The music of diversity

The guitarist quickly slips into his place next to the piano just as the big band finishes its tune-up. The food line is backing up with hungry worshipers arriving from the sanctuary where they had participated in the co-senior pastors’ final service at United Church of Chapel Hill. They have served this congregation and the surrounding community for 38 years, so emotions are high in this crowded fellowship hall.

Suddenly, The Ambassadors Big Band launches into its first piece, a crisp arrangement of April Showers, and the guitarist, the Rev. David Mateo, is ready. The versatile David (pronounced dah-veed) is United Church’s Associate Pastor of Outreach and Language Ministries, and has been a beloved, hard-working member of the church’s active staff for several years. His recent book, “Jesus Deported: The Illegal Gospel of the Undocumented Son of God,” seeks to put modern Christianity in perspective by conveying narratives in which Jesus is not the main character, but rather those in migratory suffering are.

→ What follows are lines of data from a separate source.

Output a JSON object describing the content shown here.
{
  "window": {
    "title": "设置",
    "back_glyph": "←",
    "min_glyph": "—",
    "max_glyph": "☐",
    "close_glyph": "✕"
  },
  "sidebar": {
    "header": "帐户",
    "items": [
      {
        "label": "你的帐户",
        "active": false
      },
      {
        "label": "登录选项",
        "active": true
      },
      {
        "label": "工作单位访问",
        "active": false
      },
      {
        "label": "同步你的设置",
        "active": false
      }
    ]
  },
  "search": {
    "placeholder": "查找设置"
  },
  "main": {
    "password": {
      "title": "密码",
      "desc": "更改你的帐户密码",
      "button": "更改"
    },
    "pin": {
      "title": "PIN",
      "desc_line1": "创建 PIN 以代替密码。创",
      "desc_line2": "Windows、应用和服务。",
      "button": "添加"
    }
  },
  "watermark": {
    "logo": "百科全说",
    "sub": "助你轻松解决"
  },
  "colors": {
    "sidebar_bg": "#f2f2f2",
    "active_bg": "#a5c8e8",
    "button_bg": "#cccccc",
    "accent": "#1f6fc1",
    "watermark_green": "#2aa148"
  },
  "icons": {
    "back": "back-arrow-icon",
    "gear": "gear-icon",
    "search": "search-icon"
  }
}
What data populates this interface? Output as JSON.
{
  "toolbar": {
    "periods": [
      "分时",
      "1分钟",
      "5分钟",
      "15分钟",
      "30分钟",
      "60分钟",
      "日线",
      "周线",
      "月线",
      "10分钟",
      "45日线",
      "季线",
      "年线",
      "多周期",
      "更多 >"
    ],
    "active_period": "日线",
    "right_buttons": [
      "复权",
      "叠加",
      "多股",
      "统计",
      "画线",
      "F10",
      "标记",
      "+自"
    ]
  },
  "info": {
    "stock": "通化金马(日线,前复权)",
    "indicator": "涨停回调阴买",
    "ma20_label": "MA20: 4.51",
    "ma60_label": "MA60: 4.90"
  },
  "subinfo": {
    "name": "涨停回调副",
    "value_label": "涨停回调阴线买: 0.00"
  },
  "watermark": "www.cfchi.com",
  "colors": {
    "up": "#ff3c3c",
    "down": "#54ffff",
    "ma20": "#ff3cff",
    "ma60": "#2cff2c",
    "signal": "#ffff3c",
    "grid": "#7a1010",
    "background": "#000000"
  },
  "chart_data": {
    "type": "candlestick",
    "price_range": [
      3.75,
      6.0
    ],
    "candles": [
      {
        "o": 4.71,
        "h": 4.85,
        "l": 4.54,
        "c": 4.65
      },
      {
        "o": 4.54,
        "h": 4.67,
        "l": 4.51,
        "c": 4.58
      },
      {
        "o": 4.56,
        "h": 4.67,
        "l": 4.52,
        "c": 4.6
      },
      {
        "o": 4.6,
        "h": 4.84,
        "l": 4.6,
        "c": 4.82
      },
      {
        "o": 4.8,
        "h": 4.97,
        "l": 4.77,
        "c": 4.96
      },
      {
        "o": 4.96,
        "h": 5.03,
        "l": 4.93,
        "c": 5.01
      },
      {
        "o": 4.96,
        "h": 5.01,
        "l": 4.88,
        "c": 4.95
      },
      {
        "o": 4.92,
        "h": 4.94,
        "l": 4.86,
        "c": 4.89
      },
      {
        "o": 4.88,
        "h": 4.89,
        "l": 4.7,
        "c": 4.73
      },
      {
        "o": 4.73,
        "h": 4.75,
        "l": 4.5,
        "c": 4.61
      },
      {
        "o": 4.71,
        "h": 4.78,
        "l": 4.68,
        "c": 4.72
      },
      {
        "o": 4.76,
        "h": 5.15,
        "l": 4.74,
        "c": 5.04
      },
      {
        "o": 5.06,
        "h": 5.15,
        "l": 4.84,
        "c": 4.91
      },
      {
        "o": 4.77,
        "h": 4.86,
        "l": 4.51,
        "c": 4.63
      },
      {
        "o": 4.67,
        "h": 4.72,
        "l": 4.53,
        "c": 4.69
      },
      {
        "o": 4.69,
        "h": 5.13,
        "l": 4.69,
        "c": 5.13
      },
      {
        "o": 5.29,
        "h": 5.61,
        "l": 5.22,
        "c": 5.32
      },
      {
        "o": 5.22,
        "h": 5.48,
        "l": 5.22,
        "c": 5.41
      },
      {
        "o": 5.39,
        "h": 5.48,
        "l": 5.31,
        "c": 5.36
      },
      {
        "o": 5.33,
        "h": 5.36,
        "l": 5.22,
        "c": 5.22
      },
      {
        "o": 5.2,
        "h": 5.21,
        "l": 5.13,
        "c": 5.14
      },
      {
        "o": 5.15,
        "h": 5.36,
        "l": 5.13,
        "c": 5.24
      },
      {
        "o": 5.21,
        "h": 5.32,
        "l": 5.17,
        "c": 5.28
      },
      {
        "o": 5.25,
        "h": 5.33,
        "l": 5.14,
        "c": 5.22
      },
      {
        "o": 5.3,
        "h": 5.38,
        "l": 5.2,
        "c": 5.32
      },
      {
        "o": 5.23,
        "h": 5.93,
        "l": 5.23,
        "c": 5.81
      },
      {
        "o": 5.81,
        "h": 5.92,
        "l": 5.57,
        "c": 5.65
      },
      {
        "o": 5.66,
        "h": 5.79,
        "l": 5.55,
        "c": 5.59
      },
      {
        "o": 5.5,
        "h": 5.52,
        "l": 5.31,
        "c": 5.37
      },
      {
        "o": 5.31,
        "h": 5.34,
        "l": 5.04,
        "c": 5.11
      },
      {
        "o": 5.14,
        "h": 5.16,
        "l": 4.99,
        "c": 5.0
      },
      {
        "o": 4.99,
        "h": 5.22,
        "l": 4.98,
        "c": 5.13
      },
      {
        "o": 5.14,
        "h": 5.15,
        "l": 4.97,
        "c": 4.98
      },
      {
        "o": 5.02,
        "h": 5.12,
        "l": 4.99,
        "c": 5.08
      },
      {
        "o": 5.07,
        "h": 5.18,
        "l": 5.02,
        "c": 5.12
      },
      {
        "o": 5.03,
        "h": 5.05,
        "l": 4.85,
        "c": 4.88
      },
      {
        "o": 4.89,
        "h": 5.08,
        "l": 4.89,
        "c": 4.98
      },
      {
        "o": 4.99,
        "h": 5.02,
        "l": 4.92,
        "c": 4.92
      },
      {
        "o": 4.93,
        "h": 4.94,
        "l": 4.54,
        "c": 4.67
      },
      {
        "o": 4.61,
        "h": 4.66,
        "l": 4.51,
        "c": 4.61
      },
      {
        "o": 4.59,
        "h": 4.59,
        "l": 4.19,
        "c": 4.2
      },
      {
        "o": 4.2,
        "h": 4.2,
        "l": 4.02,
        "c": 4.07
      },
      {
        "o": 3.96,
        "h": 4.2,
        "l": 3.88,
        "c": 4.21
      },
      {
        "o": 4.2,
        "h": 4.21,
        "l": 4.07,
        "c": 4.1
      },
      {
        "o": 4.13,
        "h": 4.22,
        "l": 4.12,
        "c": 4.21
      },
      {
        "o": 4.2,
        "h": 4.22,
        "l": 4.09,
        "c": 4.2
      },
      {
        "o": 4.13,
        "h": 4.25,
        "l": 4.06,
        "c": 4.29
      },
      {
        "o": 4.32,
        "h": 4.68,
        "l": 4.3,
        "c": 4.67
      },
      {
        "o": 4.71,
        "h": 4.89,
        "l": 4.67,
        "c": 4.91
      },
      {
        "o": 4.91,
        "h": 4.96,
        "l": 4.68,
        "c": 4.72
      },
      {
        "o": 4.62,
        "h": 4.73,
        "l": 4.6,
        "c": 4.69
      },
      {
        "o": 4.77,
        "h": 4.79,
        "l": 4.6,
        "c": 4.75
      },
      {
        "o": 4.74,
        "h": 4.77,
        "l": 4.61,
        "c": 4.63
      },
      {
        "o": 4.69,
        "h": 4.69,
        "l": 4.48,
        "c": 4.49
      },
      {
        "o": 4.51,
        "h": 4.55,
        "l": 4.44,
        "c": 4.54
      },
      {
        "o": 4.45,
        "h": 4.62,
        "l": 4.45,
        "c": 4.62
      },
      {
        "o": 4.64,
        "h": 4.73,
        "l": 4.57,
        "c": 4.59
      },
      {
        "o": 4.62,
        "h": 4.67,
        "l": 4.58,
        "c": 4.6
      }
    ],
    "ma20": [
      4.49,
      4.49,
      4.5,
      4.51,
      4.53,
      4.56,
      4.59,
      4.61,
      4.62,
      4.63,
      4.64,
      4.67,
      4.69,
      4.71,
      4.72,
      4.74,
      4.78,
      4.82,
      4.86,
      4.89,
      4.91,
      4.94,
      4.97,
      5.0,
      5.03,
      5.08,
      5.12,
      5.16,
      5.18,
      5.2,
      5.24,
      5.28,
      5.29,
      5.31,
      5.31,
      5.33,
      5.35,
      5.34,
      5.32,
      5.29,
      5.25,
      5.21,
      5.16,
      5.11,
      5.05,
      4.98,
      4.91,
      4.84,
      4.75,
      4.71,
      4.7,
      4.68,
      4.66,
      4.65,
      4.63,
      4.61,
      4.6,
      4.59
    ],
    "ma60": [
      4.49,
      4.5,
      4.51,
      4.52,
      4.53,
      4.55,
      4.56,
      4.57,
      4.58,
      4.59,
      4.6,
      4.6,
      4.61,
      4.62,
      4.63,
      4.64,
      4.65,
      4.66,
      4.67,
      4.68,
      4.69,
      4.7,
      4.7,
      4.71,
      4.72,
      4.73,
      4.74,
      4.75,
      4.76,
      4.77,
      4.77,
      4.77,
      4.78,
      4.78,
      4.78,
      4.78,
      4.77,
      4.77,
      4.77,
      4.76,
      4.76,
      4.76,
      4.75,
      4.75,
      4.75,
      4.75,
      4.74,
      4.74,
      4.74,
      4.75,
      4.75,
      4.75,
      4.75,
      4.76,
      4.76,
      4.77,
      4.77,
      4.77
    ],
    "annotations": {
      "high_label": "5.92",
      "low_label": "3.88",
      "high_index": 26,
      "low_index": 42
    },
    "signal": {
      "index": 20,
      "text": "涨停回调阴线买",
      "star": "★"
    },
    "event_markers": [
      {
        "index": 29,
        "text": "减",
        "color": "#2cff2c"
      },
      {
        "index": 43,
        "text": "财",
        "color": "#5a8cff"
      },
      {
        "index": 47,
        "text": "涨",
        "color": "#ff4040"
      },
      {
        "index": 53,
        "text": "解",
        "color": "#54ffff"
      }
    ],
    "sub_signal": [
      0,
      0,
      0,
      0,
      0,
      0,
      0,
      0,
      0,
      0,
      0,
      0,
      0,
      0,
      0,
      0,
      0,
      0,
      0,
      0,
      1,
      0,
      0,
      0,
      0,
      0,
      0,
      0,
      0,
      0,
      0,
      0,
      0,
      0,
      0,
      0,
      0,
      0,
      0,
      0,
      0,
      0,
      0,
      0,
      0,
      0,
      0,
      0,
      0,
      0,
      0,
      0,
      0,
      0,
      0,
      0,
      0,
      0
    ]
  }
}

His ministry, advanced education, and his writing provide us a context as we consider what happened to Rev. Mateo at a local shopping mall the other day. Here is his account as he posted it on social media:

“…while speaking on the phone with a member of our church in Spanish, a gentleman approached me demanding that I ‘must’ speak English, because we are in America, and here, people speak English only. He asked me if I’ve ever read Shakespeare in my life, arguing that he got a masters in European English. When I quoted from Hamlet, ‘My words fly up, my thoughts remain below. Words without thoughts never to heaven go,’ he walked away, calling me a f&$@n’ immigrant. Never imagined this could happen in Chapel Hill.”

Chapel Hill is a university town, home of the main campus of the University of North Carolina, the nation’s oldest public university. The town defines diversity. The faculty, staff and student body of this institution and its enormous medical center bring to the community a widely varied multicultural, multilingual population of professionals many of whom live, shop and worship in Chapel Hill. That’s just for starters. It would be hard to find a more diverse population for a Southern U.S. town of 50,000 or so. On a smaller scale, one would find it a challenge to identify a congregation more diverse than the one that worships at Rev. Mateo’s 900-plus-member church.

Makes one wonder how Rev. Mateo’s critic arrives at his belief that people here “speak English only.” The sounds of different languages rings musically in our ears here, and we all are richer for it. Count me grateful for the enrichment it provides us.